Now, let’s group rare labels using Feature-engine. First, we must divide the dataset into train and test sets, as we did in step 2.

  1. Let’s create a rare label encoder that groups categories present in less than 5% of the observations, provided that the categorical variable has more than four distinct values:
    rare_encoder = RareLabelEncoder(tol=0.05, n_categories=4)
  2. Let’s fit the encoder so that it finds the categorical variables and then learns their most frequent categories:
    rare_encoder.fit(X_train)

Tip

Upon fitting, the transformer will raise warnings, indicating that many categorical variables have less than four categories, thus their values will not be grouped. The transformer just lets you know that this is happening.

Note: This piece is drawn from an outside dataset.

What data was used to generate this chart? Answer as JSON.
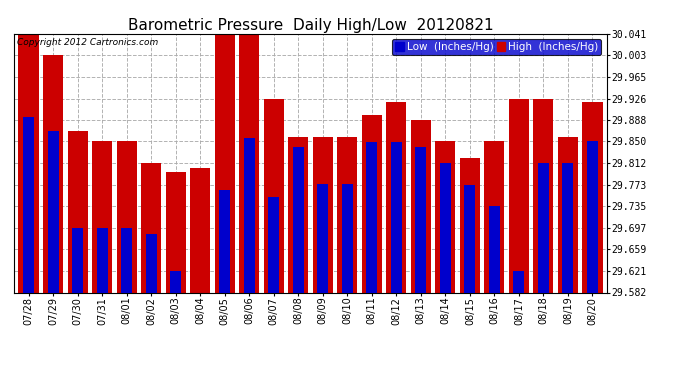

We can display the frequent categories per variable by executing rare_encoder.encoder_dict_, as well as the variables that will be encoded by executing rare_encoder.variables_.

  1. Finally, let’s group rare labels in the train and test sets:
    X_train_enc = rare_encoder.transform(X_train)
    X_test_enc = rare_encoder.transform(X_test)

Now that we have grouped rare labels, we are ready to encode the categorical variables, as we’ve done in other recipes in this chapter.

How it works...

In this recipe, we grouped infrequent categories using pandas and Feature-engine.

We determined the fraction of observations per category of the A7 variable using pandas value_counts() by setting the normalize parameter to True. Using list comprehension, we captured the names of the variables present in more than 5% of the observations. Finally, using NumPy’s where(), we searched each row of A7, and if the observation was one of the frequent categories in the list, which we checked using the pandas isin() method, its value was kept; otherwise, its original value was replaced with "Rare".

We automated the preceding steps for multiple categorical variables using Feature-engine. For this, we used Feature-engine’s RareLabelEncoder(). By setting tol to 0.05, we retained categories present in more than 5% of the observations. By setting n_categories to 4, we only group rare categories in variables with more than four unique values. With the fit() method, the transformer identified the categorical variables and then learned and stored their frequent categories. With the transform() method, the transformer replaced infrequent categories with the "Rare" string.